Cartes de crédit biométrique en Allemagne

Publié le par Coordination contre la biométrie

En Allemagne, on peut payer du bout des doigts
LE MONDE | 29.08.07 | 16h15  •  Mis à jour le 29.08.07 | 16h16

ne empreinte digitale suffit pour payer la facture. Ce geste ne relève plus de la science-fiction : il est devenu réalité dans soixante-dix supermarchés Edeka, dans le sud-ouest de l'Allemagne. Pour recourir à ce mode de paiement, le client doit laisser auparavant au magasin son empreinte, son adresse et ses coordonnées bancaires. Le supermarché prélève ensuite directement le montant des achats.

 

Etrangement, les plus jeunes ne sont pas les plus séduits. Près des deux tiers des utilisateurs ont 40 ans et plus. "Ce système évite aux personnes âgées de mémoriser des codes, de fouiller dans leur sac à la recherche de leurs lunettes et d'argent liquide", explique Georg Meisberger, du supermarché Globus Warenhaus de Sankt Wendel (Sarre), qui applique aussi ce système. Pour le magasin, le montant de l'investissement (2 000 euros pour une caisse) est compensé par certains avantages, notamment moins de taxes à acquitter pour la gestion des cartes de crédit.

En revanche, les responsables de la protection des données privées s'inquiètent. "L'empreinte digitale n'est pas mémorisée comme à la police, seuls les points les plus marquants de l'empreinte le sont", répond Ulrich Binnebössel, expert des nouveaux systèmes de paiement de l'association commerciale HDE. Les faussaires ne pourraient donc pas reproduire une empreinte à partir de données mémorisées à la caisse d'un supermarché. - (AFP.)



 

Biométrie : l'empreinte digitale se substitue à la carte de crédit

30/08/2007-15h55 - Charlotte Pons - © Le Point.fr

En Allemagne, le paiement biométrique vient d’être mis en place dans les 70 supermarchés de la chaîne Edeka. Les clients de ces grandes surfaces peuvent donc désormais régler via leurs empreintes digitales.  

Le procédé est simple : le magasin regroupe dans un fichier les empreintes du pouce des volontaires, leurs adresses et leurs coordonnées bancaires. L’empreinte n’est pas mémorisée entièrement, seuls les points les plus distinctifs servent à l’identification. Un gage de sécurité, disent les responsables de l’opération. Arrivé à la caisse, le client n’a plus qu’à apposer son pouce sur le lecteur.

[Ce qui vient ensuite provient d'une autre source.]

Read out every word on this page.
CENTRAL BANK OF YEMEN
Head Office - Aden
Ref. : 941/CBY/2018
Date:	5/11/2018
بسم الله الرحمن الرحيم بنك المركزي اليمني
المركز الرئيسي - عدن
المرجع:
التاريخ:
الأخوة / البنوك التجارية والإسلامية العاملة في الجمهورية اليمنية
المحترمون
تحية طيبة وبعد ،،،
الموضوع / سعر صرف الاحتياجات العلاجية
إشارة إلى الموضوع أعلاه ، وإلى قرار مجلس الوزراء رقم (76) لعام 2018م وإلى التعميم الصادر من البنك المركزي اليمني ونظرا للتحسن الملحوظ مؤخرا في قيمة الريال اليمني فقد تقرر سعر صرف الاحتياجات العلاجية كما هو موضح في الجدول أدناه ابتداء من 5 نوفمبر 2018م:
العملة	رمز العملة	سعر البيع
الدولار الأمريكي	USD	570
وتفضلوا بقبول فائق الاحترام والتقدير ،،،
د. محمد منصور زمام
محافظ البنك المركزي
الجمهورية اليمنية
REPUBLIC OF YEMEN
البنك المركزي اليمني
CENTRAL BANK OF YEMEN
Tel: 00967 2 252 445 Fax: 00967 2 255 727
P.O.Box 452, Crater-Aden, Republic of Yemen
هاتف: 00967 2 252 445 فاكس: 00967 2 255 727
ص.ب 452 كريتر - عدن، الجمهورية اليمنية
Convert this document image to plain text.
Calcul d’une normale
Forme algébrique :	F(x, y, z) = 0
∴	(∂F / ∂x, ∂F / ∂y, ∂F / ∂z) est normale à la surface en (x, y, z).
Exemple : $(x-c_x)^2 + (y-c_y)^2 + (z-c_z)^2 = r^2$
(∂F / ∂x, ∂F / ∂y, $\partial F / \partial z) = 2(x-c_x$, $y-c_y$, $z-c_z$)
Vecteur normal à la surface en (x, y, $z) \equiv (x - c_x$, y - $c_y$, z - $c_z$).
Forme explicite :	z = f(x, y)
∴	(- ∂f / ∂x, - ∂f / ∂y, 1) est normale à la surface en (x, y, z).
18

Le compte est automatiquement débité !

La surprise est que ce nouveau système de paiement ne séduit pas particulièrement les jeunes, a priori plus familiers des nouvelles technologies que leurs parents. Les générations des 40 ans et plus sont au contraire assez enthousiastes. Les personnes les plus âgées y verraient un moyen de parer à l’oubli, plus fiable que de griffonner leurs coordonnées bancaires sur un papier.   

Plus loin de nous, le Japon expérimente un mode de paiement encore plus sophistiqué et qui passe par la reconnaissance du réseau vasculaire du doigt ! C’est le groupe Hitachi qui, en partenariat avec une société de crédit, a initié le projet dans certains magasins. Le client pose le doigt au-dessus du lecteur qui capte l’image du réseau vasculaire. L’image est ensuite confrontée avec celle qui est associée aux données bancaires.

En France, la Cnil, Commission nationale de l’informatique et des libertés, qui veille tout particulièrement à l’évolution de la biométrie, dit ne pas être au courant d’un projet semblable. Du côté des banques, on souligne la difficulté d’étendre un tel système à l’échelle nationale. « La biométrie marche très bien quand la base de donnée est de faible envergure, ce qui semble être le cas en Allemagne puisque seulement 70 magasins sont concernés. Maintenant, est-ce que les banques peuvent supporter de mettre en place un tel mode de paiement à travers tout un pays ? Pour des questions de sécurité, cela risque d’être lourd ! », analyse une responsable presse de chez HSBC.